In his speech to the nation Prime Minister Benjamin Netanyahu acknowledged yesterday that the war on Gaza is a battle for the existence of the Jewish State. Netanyahu is correct. And Israel cannot win this battle; it cannot even define what a victory might entail. Surely the battle is not about the tunnels or the militants’ underground operation, the tunnels are just weapons of resistance rather than the resistance itself. The Hamas and Gaza militants lured Israel into a battle zone in which it could never succeed and Hamas set the conditions, chose the ground and has written the terms required to conclude this cycle of violence.

For ten days Netanyahu did all he could to prevent an IDF ground operation. He was facing the reality that Israel lacks a military answer to Palestinian resistance. Netanyahu knew that a defeat on the ground would eradicate the little that remains of IDF’s power of deterrence.

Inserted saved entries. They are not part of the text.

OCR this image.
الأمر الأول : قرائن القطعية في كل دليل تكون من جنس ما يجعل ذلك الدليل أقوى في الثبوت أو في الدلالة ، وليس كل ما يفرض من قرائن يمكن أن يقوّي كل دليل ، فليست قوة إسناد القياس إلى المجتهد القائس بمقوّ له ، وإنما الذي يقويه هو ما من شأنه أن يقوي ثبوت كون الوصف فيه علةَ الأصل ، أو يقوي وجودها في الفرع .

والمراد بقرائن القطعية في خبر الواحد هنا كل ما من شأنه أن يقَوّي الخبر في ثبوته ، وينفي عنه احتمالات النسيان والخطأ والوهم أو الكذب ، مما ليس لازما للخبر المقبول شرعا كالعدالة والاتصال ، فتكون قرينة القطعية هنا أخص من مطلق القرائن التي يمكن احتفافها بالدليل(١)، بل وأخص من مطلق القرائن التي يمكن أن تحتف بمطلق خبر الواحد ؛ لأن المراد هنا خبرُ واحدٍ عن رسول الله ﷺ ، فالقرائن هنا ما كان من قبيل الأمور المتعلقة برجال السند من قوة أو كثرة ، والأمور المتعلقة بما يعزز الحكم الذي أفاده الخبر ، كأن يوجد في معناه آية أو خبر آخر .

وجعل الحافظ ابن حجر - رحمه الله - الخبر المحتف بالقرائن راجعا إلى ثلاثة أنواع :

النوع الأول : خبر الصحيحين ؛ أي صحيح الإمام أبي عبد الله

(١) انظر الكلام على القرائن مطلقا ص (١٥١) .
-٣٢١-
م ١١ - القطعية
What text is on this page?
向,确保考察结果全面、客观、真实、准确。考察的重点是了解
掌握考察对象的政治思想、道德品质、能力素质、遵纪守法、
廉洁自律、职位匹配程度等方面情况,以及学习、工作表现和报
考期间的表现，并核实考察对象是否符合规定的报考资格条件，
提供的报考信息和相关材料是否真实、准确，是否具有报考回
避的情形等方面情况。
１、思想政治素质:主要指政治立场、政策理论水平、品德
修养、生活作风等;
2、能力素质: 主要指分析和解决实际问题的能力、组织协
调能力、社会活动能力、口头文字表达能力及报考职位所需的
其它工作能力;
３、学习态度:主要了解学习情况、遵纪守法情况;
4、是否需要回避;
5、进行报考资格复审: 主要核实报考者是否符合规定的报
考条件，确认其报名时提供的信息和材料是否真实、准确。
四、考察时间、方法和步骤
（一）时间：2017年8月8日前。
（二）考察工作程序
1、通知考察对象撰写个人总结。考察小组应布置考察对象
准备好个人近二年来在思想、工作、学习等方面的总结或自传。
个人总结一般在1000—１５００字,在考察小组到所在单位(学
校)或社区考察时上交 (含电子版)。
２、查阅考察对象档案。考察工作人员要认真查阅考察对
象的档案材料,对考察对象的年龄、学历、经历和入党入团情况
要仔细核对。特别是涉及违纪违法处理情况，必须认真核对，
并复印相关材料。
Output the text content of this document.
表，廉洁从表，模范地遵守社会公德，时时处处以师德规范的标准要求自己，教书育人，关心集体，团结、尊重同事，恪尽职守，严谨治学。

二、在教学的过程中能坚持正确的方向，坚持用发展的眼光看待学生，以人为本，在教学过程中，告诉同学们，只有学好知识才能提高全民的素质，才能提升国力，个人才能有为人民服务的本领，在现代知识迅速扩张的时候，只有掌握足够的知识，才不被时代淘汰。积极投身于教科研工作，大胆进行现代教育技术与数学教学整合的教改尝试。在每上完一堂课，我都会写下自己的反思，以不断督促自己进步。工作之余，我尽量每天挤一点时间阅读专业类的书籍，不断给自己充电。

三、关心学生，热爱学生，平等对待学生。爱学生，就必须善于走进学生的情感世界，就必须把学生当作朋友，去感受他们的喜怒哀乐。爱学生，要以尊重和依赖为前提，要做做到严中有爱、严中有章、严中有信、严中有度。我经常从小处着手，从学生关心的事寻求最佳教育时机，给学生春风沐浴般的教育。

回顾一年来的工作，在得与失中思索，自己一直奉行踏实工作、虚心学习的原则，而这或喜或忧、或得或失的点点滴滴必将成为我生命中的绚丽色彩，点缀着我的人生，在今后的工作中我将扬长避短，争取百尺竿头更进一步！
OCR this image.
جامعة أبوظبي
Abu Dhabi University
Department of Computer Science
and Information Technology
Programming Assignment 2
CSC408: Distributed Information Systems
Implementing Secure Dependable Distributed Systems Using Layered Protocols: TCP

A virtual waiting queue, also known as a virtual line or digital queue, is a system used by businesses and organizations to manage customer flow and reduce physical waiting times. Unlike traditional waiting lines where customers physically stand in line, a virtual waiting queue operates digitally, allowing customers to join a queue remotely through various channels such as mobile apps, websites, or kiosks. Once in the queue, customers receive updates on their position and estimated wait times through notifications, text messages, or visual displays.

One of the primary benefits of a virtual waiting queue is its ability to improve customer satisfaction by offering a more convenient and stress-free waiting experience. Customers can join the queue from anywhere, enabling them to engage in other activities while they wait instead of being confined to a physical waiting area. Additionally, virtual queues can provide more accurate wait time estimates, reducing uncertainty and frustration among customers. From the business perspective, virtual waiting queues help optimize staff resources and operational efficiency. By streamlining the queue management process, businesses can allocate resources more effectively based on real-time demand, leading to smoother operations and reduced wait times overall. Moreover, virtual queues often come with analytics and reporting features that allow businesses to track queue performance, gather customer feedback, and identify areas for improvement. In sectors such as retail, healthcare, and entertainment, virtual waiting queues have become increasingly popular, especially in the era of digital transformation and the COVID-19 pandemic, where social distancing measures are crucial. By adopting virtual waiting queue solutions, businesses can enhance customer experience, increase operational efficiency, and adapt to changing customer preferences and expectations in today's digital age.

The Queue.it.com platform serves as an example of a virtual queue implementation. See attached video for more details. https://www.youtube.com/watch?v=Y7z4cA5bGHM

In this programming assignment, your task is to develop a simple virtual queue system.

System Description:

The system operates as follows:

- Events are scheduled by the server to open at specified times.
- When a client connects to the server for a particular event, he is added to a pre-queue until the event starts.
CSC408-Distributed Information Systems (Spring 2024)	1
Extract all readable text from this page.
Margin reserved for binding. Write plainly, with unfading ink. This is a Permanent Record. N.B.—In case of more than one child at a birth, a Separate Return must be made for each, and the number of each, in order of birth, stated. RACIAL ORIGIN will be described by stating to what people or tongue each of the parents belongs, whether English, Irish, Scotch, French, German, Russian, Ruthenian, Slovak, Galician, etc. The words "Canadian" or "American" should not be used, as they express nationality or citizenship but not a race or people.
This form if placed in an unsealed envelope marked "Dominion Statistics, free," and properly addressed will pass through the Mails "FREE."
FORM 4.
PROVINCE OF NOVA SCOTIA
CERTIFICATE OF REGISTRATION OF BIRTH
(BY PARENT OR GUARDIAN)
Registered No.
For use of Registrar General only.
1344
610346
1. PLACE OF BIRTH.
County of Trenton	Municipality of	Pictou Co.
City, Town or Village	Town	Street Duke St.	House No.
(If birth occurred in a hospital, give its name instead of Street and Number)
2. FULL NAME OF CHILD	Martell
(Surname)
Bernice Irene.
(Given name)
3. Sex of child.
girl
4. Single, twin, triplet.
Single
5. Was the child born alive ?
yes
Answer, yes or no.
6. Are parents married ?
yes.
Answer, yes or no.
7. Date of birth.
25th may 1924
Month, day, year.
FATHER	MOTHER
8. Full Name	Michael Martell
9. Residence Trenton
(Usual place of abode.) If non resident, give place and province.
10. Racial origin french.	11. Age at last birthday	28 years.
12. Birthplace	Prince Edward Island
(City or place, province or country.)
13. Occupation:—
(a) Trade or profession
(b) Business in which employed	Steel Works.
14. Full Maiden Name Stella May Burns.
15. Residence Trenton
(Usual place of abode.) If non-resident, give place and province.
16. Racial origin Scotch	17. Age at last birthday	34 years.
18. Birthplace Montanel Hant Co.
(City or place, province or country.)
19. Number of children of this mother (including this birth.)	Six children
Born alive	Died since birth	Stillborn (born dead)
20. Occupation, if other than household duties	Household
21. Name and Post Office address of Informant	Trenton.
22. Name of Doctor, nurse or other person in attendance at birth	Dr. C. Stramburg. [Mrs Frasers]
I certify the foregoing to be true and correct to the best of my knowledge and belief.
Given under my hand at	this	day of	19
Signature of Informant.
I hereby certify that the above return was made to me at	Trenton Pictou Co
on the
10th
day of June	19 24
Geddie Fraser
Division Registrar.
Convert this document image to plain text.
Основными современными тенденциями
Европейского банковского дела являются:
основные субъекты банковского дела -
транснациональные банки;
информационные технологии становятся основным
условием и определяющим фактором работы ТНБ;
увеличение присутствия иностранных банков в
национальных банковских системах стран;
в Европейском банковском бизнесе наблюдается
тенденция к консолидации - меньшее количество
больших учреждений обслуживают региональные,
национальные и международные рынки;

A week ago, Israel, at least in the eyes of its supporters, held the upper ground. It saw it citizens subject to an endless barrage of rockets, yet it showed relative restraint, killing Palestinian civilians only from afar, which served to convey an imaginary image of strength. But that has changed rapidly since Israel launched its ground operation. Israel is now, once again, involved in colossal war crimes against a civilian population and worse, at least strategically, its elite infantry commandos are being eradicated in a face-to-face street battle in Gaza. In spite of clear Israeli technological superiority and firepower, the Palestinian militants are winning the battle on the ground and they have even managed to move the battle to Israeli territory. In addition, the barrage of rockets on Tel Aviv doesn’t seem to stop.

IDF’s defeat in Gaza leaves the Jewish State with no hope. The moral is simple. If you insist on living on someone else’s land, military might is an essential ingredient to discourage the dispossessed from acting to reclaim their rights. The level of IDF casualties and the number of bodies of Israeli elite soldiers returning home in coffins send a clear message to both Israelis and Palestinians. Israeli military superiority belongs to the past. There is no future for the Jews-only-State in Palestine; they may have to try somewhere else.

Gilad Atzmon is an Israeli jazz musician, author and political activist. His new book, “The Wandering Who,” may be ordered from amazon.com or amazon.co.uk.

2 Responses to The end of Israel

  1. -
    i feel only sadness, now, for all involved
    i had hoped for so much more

    how can we fix this ?
    there must be a way

    we must find it and soon
    [and i do mean, we]
    -

  2. David Nielsen

    The Israelis are stuck with their beligerent military approach because overwhelming numbers of their political constituency won’t allow anything else. Dumbed down by decades of mass opinion engineering the average pro Israeli hasn’t got a clue. You could speculate that the keystone of the whole charade is the conflation of a subterranean mortuary with a gas chamber.